In an interview with the BBC Schabas admitted that "there is a distortion in the amount of attention given against Israel, and the number of resolutions directed against Israel" but defended the claim by saying Israel gets a "soft ride in the Security Council hearings."

==Publications==
Schabas has written or edited twenty-one books dealing in whole or in part with international human rights law, including:
- "Essays on the Rome Statute of the International Criminal Court Volume I" (1999)
- The Abolition of the Death Penalty in International Law (Cambridge University Press, 3d ed., 2003)
- "Essays on the Rome Statute of the International Criminal Court Volume II" (2004)

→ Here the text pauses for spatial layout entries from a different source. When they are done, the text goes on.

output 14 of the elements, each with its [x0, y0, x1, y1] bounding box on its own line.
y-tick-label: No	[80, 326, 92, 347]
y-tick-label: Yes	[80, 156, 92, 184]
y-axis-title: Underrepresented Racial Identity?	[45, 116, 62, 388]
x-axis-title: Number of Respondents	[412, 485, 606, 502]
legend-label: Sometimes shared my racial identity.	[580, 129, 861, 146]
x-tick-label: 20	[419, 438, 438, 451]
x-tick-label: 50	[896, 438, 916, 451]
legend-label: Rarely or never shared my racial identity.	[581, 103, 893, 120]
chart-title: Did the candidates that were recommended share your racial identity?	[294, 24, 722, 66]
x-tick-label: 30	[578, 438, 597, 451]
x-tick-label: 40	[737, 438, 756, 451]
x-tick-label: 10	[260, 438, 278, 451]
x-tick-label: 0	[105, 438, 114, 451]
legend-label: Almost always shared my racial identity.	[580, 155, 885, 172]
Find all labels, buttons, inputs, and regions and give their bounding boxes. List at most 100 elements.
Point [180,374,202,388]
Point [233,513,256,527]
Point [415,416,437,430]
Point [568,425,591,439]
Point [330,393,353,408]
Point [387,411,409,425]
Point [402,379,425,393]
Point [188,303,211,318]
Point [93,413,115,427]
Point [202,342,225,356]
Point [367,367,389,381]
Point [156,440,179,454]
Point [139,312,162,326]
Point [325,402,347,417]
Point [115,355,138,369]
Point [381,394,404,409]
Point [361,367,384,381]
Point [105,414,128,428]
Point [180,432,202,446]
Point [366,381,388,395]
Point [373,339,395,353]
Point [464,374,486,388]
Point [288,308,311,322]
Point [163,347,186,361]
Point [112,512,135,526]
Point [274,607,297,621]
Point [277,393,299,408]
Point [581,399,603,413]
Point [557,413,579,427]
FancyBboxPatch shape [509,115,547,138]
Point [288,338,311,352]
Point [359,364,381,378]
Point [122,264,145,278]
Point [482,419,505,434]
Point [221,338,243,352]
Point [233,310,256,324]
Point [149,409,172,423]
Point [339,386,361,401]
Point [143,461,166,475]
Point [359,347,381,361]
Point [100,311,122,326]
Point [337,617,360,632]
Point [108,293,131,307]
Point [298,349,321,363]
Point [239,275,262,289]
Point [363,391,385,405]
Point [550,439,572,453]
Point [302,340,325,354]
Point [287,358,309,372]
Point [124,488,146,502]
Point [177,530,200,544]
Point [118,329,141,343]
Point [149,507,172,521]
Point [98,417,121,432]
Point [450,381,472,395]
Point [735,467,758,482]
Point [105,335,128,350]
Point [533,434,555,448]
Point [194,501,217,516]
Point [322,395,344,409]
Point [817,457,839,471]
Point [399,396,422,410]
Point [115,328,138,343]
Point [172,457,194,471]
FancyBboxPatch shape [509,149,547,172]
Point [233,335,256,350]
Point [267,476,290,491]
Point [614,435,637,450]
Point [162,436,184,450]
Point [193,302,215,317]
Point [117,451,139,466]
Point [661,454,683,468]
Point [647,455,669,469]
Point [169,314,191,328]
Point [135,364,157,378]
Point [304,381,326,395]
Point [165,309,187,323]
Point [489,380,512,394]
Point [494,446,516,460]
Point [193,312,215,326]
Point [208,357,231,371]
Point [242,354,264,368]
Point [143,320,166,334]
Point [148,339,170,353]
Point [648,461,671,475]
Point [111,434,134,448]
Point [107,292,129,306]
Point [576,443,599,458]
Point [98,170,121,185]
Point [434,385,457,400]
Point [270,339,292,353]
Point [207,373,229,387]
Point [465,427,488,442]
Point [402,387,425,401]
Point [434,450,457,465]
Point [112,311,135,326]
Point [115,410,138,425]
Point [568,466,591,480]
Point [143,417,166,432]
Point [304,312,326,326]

- The U.N. International Criminal Tribunals: The Former Yugoslavia, Rwanda and Sierra Leone (Cambridge University Press, 2006)
- An Introduction to the International Criminal Court (Cambridge University Press, 6th ed. 2020)
- War Crimes and Human Rights: Essays on the Death Penalty, Justice and Accountability (Cambridge University Press, 2008)
- Genocide in International Law: The Crime of Crimes (Cambridge University Press, 2d ed., 2009)
- The International Criminal Court: A Commentary on the Rome Statute (Oxford University Press, 2010)
- The Universal Declaration of Human Rights: the travaux préparatoires (Cambridge University Press, 2013) (three volumes)
- International Human Rights Law and the Canadian Charter (Carswell, 2nd ed. 1996)
- International Human Rights Law and Canadian Law: Legal Commitment, Implementation and the Charter (Carswell, 3rd ed. 2007).
- Unimaginable Atrocities: Justice, Politics and Rights at the War Crimes Tribunals (Oxford University Press, 2012)

He has also published more than three hundred articles in academic journals, primarily in the fields of international human rights law and international criminal law.